Low resource language specific pre-processing and features for sentiment analysis task
Language Resources and Evaluation ( IF 1.7 ) Pub Date : 2021-06-02 , DOI: 10.1007/s10579-021-09541-9
Loitongbam Sanayai Meetei , Thoudam Doren Singh , Samir Kumar Borgohain , Sivaji Bandyopadhyay

Sentiment analysis is a classification task where polarity of textual data is identified, i.e. to analyze whether a sentence or document expresses a negative, positive or neutral sentiment. Manipuri is a less privileged, highly agglutinative and tonal language. Despite being a scheduled language of Indian Constitution, it is also a resource constrained language. In this work, we report the sentiment analysis for Manipuri using different types of machine learning based approaches. The dataset used in our work is collected from local daily newspaper. The novelty of this work is that we carry out language specific pre-processing tasks such as transliteration, building negative morpheme based lexicon and filtering of noisy words. Using them as additional linguistic features in our models improves the classification result in terms of precision, recall and F-score. The ensemble voting of best three classifiers based on TF-IDF perform better than BM25 based classifiers and other stand-alone classifiers. Based on this result, we attempt to classify the sentiment of news articles during a certain period of time. Further, we report the finding of deep learning based approaches on the same dataset.
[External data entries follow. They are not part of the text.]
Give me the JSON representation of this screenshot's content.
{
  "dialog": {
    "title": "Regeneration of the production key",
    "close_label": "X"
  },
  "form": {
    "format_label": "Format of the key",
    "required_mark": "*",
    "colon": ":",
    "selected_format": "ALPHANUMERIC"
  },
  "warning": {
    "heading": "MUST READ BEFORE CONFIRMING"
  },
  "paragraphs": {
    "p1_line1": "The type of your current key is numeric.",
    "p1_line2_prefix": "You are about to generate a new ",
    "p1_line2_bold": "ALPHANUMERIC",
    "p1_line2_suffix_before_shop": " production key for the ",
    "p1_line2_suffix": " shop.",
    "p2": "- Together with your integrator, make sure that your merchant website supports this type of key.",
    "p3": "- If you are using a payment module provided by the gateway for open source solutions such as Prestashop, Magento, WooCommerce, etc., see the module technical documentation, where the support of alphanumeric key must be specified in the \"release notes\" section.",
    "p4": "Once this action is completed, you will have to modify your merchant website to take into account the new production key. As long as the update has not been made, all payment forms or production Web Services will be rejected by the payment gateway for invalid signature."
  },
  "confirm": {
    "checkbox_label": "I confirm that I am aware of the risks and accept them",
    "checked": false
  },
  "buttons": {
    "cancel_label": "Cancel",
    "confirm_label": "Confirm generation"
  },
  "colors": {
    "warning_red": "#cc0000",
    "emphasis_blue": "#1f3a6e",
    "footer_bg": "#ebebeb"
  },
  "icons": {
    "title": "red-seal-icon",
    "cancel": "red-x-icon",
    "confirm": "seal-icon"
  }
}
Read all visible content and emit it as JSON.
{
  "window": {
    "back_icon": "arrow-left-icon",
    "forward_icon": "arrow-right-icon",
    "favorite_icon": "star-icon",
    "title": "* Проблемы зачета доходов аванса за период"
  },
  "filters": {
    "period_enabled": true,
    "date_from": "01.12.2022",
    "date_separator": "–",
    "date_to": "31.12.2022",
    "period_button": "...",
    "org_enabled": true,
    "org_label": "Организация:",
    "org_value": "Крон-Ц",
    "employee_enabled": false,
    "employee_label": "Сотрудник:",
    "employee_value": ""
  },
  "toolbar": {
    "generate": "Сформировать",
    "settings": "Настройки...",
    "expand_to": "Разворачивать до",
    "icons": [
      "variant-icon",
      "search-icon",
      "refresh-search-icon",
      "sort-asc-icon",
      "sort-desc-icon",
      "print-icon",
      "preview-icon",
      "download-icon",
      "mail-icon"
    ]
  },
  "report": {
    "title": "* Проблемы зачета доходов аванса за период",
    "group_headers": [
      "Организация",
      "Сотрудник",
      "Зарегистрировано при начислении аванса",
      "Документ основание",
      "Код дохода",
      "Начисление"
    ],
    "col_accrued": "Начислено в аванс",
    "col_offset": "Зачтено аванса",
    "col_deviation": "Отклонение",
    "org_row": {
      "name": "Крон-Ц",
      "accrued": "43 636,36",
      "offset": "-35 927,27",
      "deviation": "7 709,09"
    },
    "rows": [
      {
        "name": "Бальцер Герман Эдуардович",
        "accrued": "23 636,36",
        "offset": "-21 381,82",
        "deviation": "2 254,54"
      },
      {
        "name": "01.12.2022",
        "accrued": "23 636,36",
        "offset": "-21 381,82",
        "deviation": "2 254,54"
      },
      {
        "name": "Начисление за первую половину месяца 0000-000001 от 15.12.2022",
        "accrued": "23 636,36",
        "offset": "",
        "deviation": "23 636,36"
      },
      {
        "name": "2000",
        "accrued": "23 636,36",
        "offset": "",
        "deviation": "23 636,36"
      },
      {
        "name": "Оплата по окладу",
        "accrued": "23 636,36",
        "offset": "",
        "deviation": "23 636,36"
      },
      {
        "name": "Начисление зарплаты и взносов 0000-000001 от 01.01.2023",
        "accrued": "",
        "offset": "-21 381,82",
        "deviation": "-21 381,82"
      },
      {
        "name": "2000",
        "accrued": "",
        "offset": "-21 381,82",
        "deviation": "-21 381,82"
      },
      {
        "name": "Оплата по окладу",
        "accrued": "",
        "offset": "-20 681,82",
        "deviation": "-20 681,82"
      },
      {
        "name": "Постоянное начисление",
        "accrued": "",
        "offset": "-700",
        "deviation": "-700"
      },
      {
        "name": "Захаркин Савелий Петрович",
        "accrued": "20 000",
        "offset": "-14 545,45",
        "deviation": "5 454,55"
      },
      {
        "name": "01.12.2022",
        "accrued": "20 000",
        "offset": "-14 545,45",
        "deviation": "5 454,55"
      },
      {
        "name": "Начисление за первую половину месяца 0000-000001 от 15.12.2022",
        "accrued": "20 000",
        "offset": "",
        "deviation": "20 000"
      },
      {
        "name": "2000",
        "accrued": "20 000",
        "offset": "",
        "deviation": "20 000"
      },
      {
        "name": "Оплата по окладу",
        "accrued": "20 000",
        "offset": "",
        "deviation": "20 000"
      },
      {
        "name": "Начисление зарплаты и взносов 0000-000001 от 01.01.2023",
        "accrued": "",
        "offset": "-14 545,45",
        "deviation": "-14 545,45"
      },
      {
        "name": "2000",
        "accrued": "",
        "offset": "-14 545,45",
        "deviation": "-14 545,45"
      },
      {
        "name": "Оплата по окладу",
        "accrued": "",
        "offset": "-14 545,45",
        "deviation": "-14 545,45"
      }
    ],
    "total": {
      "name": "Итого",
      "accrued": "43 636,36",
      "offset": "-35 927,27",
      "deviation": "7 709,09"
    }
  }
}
情感分析是一种识别文本数据极性的分类任务,即分析一个句子或文档是否表达了消极、积极或中性的情绪。Manipuri 是一种特权较少、高度粘着和声调的语言。尽管它是印度宪法的预定语言,但它也是一种资源受限的语言。在这项工作中,我们使用不同类型的基于机器学习的方法报告了 Manipuri 的情绪分析。我们工作中使用的数据集是从当地日报收集的。这项工作的新颖之处在于我们执行特定于语言的预处理任务,例如音译、构建基于否定语素的词典和过滤噪声词。在我们的模型中使用它们作为额外的语言特征可以提高分类结果的精度,召回率和 F 分数。基于 TF-IDF 的最佳三个分类器的集成投票比基于 BM25 的分类器和其他独立分类器表现更好。基于此结果,我们尝试对特定时间段内的新闻文章的情绪进行分类。此外,我们报告了在同一数据集上基于深度学习的方法的发现。